# Movie mistakes anyone??



## Dude111 (Aug 6, 2010)

http://web.archive.org/web/20070317164304/http://www.videotiger.com/vids/abunchofmoviemistakes.wmv

I have only seen 3 movies listed in this: Commando,The fugitive and Star wars


----------



## dpeters11 (May 30, 2007)

What movie doesn't have continuity or other errors? Even Rope has continuity errors.

http://www.moviemistakes.com/imdb250/pageall

You're missing out on some great movies, some of which you should be able to find on VHS


----------



## MysteryMan (May 17, 2010)

My favorite blooper is in the movie "Glory" (Civil War Epic). There's a scene where Morgan Freeman stops and talks to a group of young boys. As he's leaving them they raise their hands and cheer. On the wrist of one of the boys is a digital wrist watch.


----------



## dpeters11 (May 30, 2007)

That reminds me of the supposed woman using a cell phone in a Charlie Chaplin movie.
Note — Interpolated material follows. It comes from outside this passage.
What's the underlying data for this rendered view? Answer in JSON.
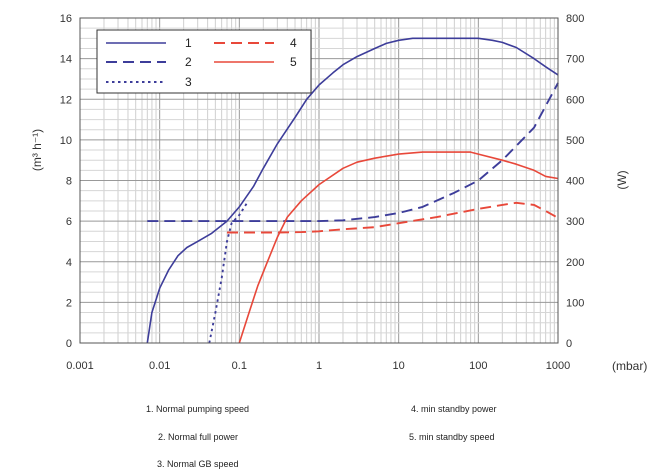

http://blog.chron.com/techblog/2010/10/did-charlie-chaplin-film-a-cell-phone-in-1928/


----------



## Cyber36 (Mar 20, 2008)

Watch the Clint Eastwood movie "Hang Em High" & see how many you can spot.


----------



## Macauboy (Dec 16, 2013)

You can slap me for my post but I am new to this forum so don't know where to post. I travel between Vermont, Florida and central Mexico. I would like a satellite company where I can received internet and TV in my travels.


----------



## MysteryMan (May 17, 2010)

Cyber36 said:


> Watch the Clint Eastwood movie "Hang Em High" & see how many you can spot.


Most notable is the multiple hanging scene where one guy's arms go from behind his back to over his head as he goes through the trap door.


----------



## Dude111 (Aug 6, 2010)

dpeters11 said:


> That reminds me of the supposed woman using a cell phone in a Charlie Chaplin movie.


Its very strange isnt it?

It sure LOOKS LIKE she is talking with it


----------